The way businesses and people look at their data has changed dramatically in recent years. Since the implementation of the EU’s General Data Protection Regulation (GDPR), organisations of all shapes and sizes that deal with personal data processing have had to make big shifts in many aspects to how they collect, manage, and store personal data.
As a consequence HR departments have had a lot of information and knowledge to catch up with and digest. And with the plethora of information still coming out as data protection rules and regulations change around the world, it can be difficult to know what information to count on.
In this article, we’re going to discuss what professionals in HR departments need to know about data protection. We’ll delve into the most important aspects in regard to keeping your organisation and the data of the individuals you work with secure. This way, you gain the information necessary to safeguard your work and arm yourself with the knowledge for this ever-evolving world of data—including some of the key GDPR issues relevant for HR professionals.
There must be a lawful basis for data processing
Since the implementation of GDPR, organisations must now always document their reason behind processing personal data. The GDPR outlines six lawful bases appropriate for specific circumstances:
- Consent: The individual must agree to the processing of their data.
- Contract in place: A contract must be in place with the individual to supply goods or services they have requested.
- Compliance with legal obligation: Processing data for a particular purpose is a legal requirement.
- Public tasks: This could be to complete official functions or tasks in the public interest, for example. This will typically cover public authorities such as government departments and schools and the police.
- Legitimate interests: It’s lawful when an organisation has a legitimate interest and reason for processing personal data without consent (including commercial benefit) as long as it’s not outweighed by any negative effects on the individual’s rights and freedoms.

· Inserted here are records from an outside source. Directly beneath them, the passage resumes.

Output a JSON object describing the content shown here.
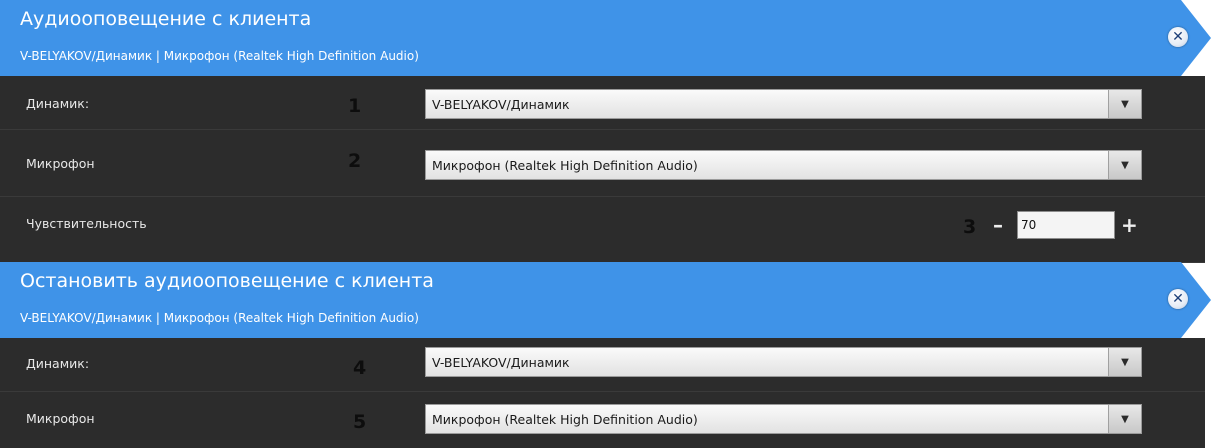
{
  "panels": [
    {
      "title": "Аудиооповещение с клиента",
      "subtitle": "V-BELYAKOV/Динамик | Микрофон (Realtek High Definition Audio)",
      "rows": [
        {
          "label": "Динамик:",
          "marker": "1",
          "value": "V-BELYAKOV/Динамик"
        },
        {
          "label": "Микрофон",
          "marker": "2",
          "value": "Микрофон (Realtek High Definition Audio)"
        }
      ],
      "sensitivity": {
        "label": "Чувствительность",
        "marker": "3",
        "value": "70",
        "minus": "–",
        "plus": "+"
      }
    },
    {
      "title": "Остановить аудиооповещение с клиента",
      "subtitle": "V-BELYAKOV/Динамик | Микрофон (Realtek High Definition Audio)",
      "rows": [
        {
          "label": "Динамик:",
          "marker": "4",
          "value": "V-BELYAKOV/Динамик"
        },
        {
          "label": "Микрофон",
          "marker": "5",
          "value": "Микрофон (Realtek High Definition Audio)"
        }
      ]
    }
  ],
  "icons": {
    "close": "close-icon",
    "dropdown": "chevron-down-icon"
  },
  "colors": {
    "header": "#3f93e8",
    "row_bg": "#2c2c2c",
    "marker": "#0d0d0d"
  }
}
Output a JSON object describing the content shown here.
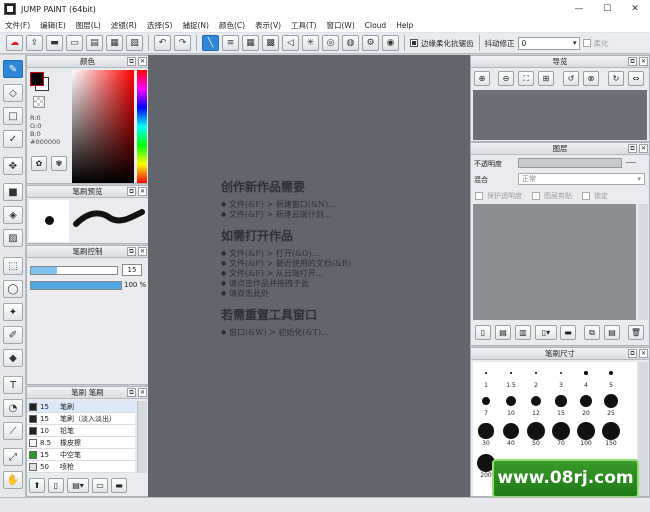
{
  "app": {
    "title": "JUMP PAINT (64bit)"
  },
  "window_controls": {
    "minimize": "—",
    "maximize": "☐",
    "close": "✕"
  },
  "menu": [
    "文件(F)",
    "编辑(E)",
    "图层(L)",
    "滤镜(R)",
    "选择(S)",
    "捕捉(N)",
    "颜色(C)",
    "表示(V)",
    "工具(T)",
    "窗口(W)",
    "Cloud",
    "Help"
  ],
  "toolbar": {
    "antialias_label": "边缘柔化抗锯齿",
    "stabilizer_label": "抖动修正",
    "stabilizer_value": "0",
    "disabled_label": "柔化"
  },
  "color_panel": {
    "title": "颜色",
    "r": "R:0",
    "g": "G:0",
    "b": "B:0",
    "hex": "#000000",
    "fg": "#000000",
    "bg": "#ffffff"
  },
  "brush_preview": {
    "title": "笔刷预览"
  },
  "brush_control": {
    "title": "笔刷控制",
    "size": "15",
    "opacity": "100",
    "opacity_unit": "%"
  },
  "brush_list": {
    "tabs": [
      "笔刷",
      "笔刷"
    ],
    "items": [
      {
        "size": "15",
        "name": "笔刷",
        "color": "#222222"
      },
      {
        "size": "15",
        "name": "笔刷（淡入淡出）",
        "color": "#222222"
      },
      {
        "size": "10",
        "name": "铅笔",
        "color": "#222222"
      },
      {
        "size": "8.5",
        "name": "橡皮擦",
        "color": "#ffffff"
      },
      {
        "size": "15",
        "name": "中空笔",
        "color": "#2a9a2a"
      },
      {
        "size": "50",
        "name": "喷枪",
        "color": "#dddddd"
      }
    ]
  },
  "welcome": {
    "h1": "创作新作品需要",
    "l1": [
      "文件(&F) > 新建窗口(&N)...",
      "文件(&F) > 新建云端计划..."
    ],
    "h2": "如需打开作品",
    "l2": [
      "文件(&F) > 打开(&O)...",
      "文件(&F) > 最近使用的文档(&R)",
      "文件(&F) > 从云端打开...",
      "请点击作品并拖拽于此",
      "请双击此处"
    ],
    "h3": "若需重置工具窗口",
    "l3": [
      "窗口(&W) > 初始化(&T)..."
    ]
  },
  "navigator": {
    "title": "导览"
  },
  "layers": {
    "title": "图层",
    "opacity_label": "不透明度",
    "blend_label": "混合",
    "blend_value": "正常",
    "protect_alpha": "保护透明度",
    "clip": "图层剪贴",
    "lock": "锁定"
  },
  "brush_size": {
    "title": "笔刷尺寸",
    "sizes": [
      "1",
      "1.5",
      "2",
      "3",
      "4",
      "5",
      "7",
      "10",
      "12",
      "15",
      "20",
      "25",
      "30",
      "40",
      "50",
      "70",
      "100",
      "150",
      "200"
    ]
  },
  "watermark": "www.08rj.com"
}
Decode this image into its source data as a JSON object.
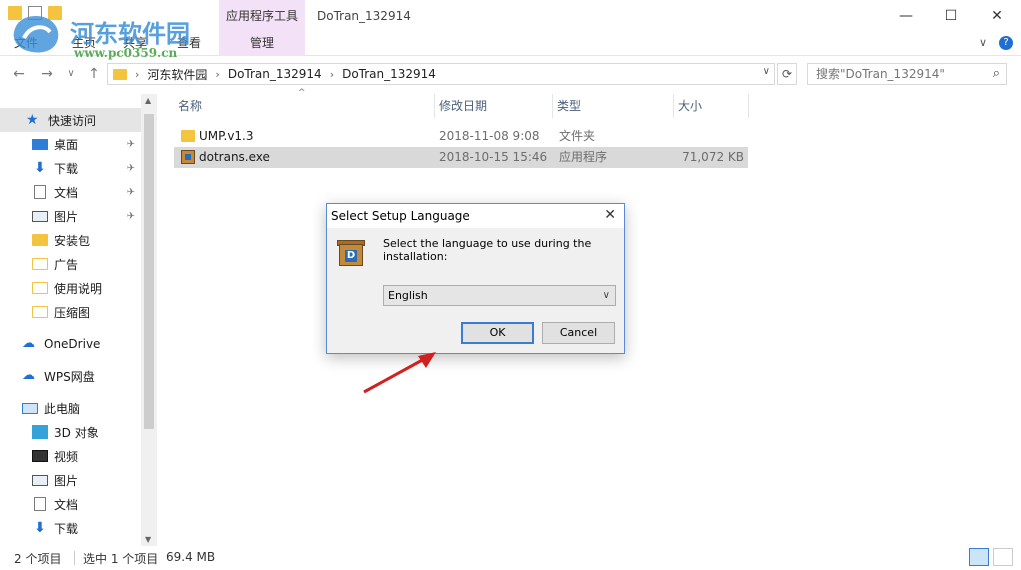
{
  "window": {
    "title": "DoTran_132914",
    "context_tab_title": "应用程序工具",
    "minimize": "—",
    "maximize": "☐",
    "close": "✕"
  },
  "watermark": {
    "title": "河东软件园",
    "url": "www.pc0359.cn"
  },
  "ribbon": {
    "tabs": [
      "文件",
      "主页",
      "共享",
      "查看"
    ],
    "context_tab": "管理",
    "collapse": "∨",
    "help": "?"
  },
  "nav": {
    "back": "←",
    "forward": "→",
    "recent": "∨",
    "up": "↑",
    "breadcrumb": [
      "河东软件园",
      "DoTran_132914",
      "DoTran_132914"
    ],
    "refresh": "⟳",
    "search_placeholder": "搜索\"DoTran_132914\""
  },
  "sidebar": {
    "items": [
      {
        "label": "快速访问",
        "icon": "star-icon"
      },
      {
        "label": "桌面",
        "icon": "desktop-icon",
        "pinned": true
      },
      {
        "label": "下载",
        "icon": "download-icon",
        "pinned": true
      },
      {
        "label": "文档",
        "icon": "document-icon",
        "pinned": true
      },
      {
        "label": "图片",
        "icon": "picture-icon",
        "pinned": true
      },
      {
        "label": "安装包",
        "icon": "folder-icon"
      },
      {
        "label": "广告",
        "icon": "folder-icon"
      },
      {
        "label": "使用说明",
        "icon": "folder-icon"
      },
      {
        "label": "压缩图",
        "icon": "folder-icon"
      },
      {
        "label": "OneDrive",
        "icon": "cloud-icon"
      },
      {
        "label": "WPS网盘",
        "icon": "cloud-icon"
      },
      {
        "label": "此电脑",
        "icon": "computer-icon"
      },
      {
        "label": "3D 对象",
        "icon": "cube-icon"
      },
      {
        "label": "视频",
        "icon": "video-icon"
      },
      {
        "label": "图片",
        "icon": "picture-icon"
      },
      {
        "label": "文档",
        "icon": "document-icon"
      },
      {
        "label": "下载",
        "icon": "download-icon"
      }
    ],
    "pin_glyph": "📌"
  },
  "filelist": {
    "columns": [
      "名称",
      "修改日期",
      "类型",
      "大小"
    ],
    "rows": [
      {
        "name": "UMP.v1.3",
        "date": "2018-11-08 9:08",
        "type": "文件夹",
        "size": "",
        "icon": "folder-icon"
      },
      {
        "name": "dotrans.exe",
        "date": "2018-10-15 15:46",
        "type": "应用程序",
        "size": "71,072 KB",
        "icon": "app-icon",
        "selected": true
      }
    ]
  },
  "dialog": {
    "title": "Select Setup Language",
    "close": "✕",
    "prompt": "Select the language to use during the installation:",
    "selected_language": "English",
    "ok_label": "OK",
    "cancel_label": "Cancel"
  },
  "status": {
    "item_count": "2 个项目",
    "selection": "选中 1 个项目",
    "size": "69.4 MB"
  },
  "colors": {
    "accent": "#1f6fd1",
    "context_tab_bg": "#f3e1f7",
    "selection_bg": "#d9d9d9",
    "arrow": "#d0201f"
  }
}
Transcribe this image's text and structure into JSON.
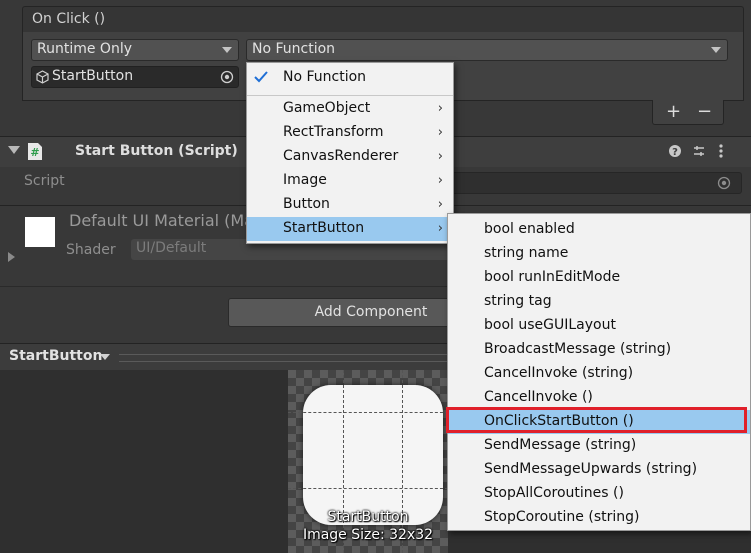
{
  "on_click": {
    "header": "On Click ()",
    "runtime_dropdown": "Runtime Only",
    "function_dropdown": "No Function",
    "object_field": "StartButton",
    "plus_label": "+",
    "minus_label": "−"
  },
  "script_component": {
    "title": "Start Button (Script)",
    "script_label": "Script"
  },
  "material": {
    "name": "Default UI Material (Ma",
    "shader_label": "Shader",
    "shader_value": "UI/Default"
  },
  "add_component_label": "Add Component",
  "preview": {
    "title": "StartButton",
    "image_name": "StartButton",
    "image_size": "Image Size: 32x32"
  },
  "function_menu": {
    "items": [
      {
        "label": "No Function",
        "checked": true
      },
      {
        "label": "GameObject"
      },
      {
        "label": "RectTransform"
      },
      {
        "label": "CanvasRenderer"
      },
      {
        "label": "Image"
      },
      {
        "label": "Button"
      },
      {
        "label": "StartButton",
        "highlighted": true
      }
    ]
  },
  "submenu": {
    "items": [
      {
        "label": "bool enabled"
      },
      {
        "label": "string name"
      },
      {
        "label": "bool runInEditMode"
      },
      {
        "label": "string tag"
      },
      {
        "label": "bool useGUILayout"
      },
      {
        "label": "BroadcastMessage (string)"
      },
      {
        "label": "CancelInvoke (string)"
      },
      {
        "label": "CancelInvoke ()"
      },
      {
        "label": "OnClickStartButton ()",
        "highlighted": true
      },
      {
        "label": "SendMessage (string)"
      },
      {
        "label": "SendMessageUpwards (string)"
      },
      {
        "label": "StopAllCoroutines ()"
      },
      {
        "label": "StopCoroutine (string)"
      }
    ]
  },
  "colors": {
    "highlight": "#99c9ef",
    "annotation_box": "#e0202a",
    "menu_bg": "#f2f2f2"
  }
}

- Vital interests: This could be when processing data will protect an individual’s physical integrity or life (either the data subject’s or someone else’s).
Rights of data subjects
Working in HR departments means working with and handling the personal data of colleagues, too. You must treat your organisation as data subjects in the same way you would with customers and clients.
It’s important to make them aware of their rights concerning the way your organisation processes personal information. There are eight data subject rights:
- The right to be informed.
- The right of access.
- The right to rectification.
- The right to erasure.
- The right to restrict processing.
- The right to data portability.
- The right to object.
- Rights related to automated decision making which includes profiling.
Your organisation’s data protection policy must state that employees can submit a DSAR (data subject access request). They must also be told how they can do this. This should be a simple process. Either a written or verbal DSAR will suffice. This can be as simple as an employee saying ‘I want to view my held data’.
Everyone in HR departments should be trained to recognise when such a data request has been made. They should then process in such a way that ensures they get the requisite information. They’re required to respond with a one-month deadline.
Handling job applications
Job applications hold a huge amount of personal data. HR departs handle CVs and applications which will contain names, addresses, email addresses and employment history.
Just like with employee data, HR departments must explain both their lawful basis for processing such data and how applicants can exercise their data subject rights. The GDPR states organisations can only keep personal data for as long as necessary for the purpose that it was collected. UK employers are legally required to hold on to job applications for six months, however, in case a candidate lodges a discrimination case.
Monitoring of employees
Under GDPR, both CCT and browser histories are classed as personal data. HR departments have access to these types of information and must be careful and lawful in regard to how they process this data.
Furthermore, organisations must have a clear purpose for monitoring and be unobtrusive. Under no circumstances are employers justified in using exhaustive or automated monitoring methods to access employees’ browser history and communications in the workplace—even if they feel they may find evidence they need for misuse.
Acceptable use
While all organisations are interested in ensuring a productive workforce, it must also be made clear that an organisation’s acceptable use policies are as much about data protection. Employees who don’t work in the way they’re expected can create security holes and even cause data breaches. This can be the case when, for example, employees visit disreputable websites which can be the source of viruses and malware and keyloggers which can steal vital personal information. This is, of course, not data protection.
While we’ve covered a great deal of ground, there’s a lot more to know about data protection for HR departments. DPO services can be a fantastic resource for understanding more about data protection in your organisation. They can offer expert advice that will keep your employees and public data secure and help you stay aligned with GDPR.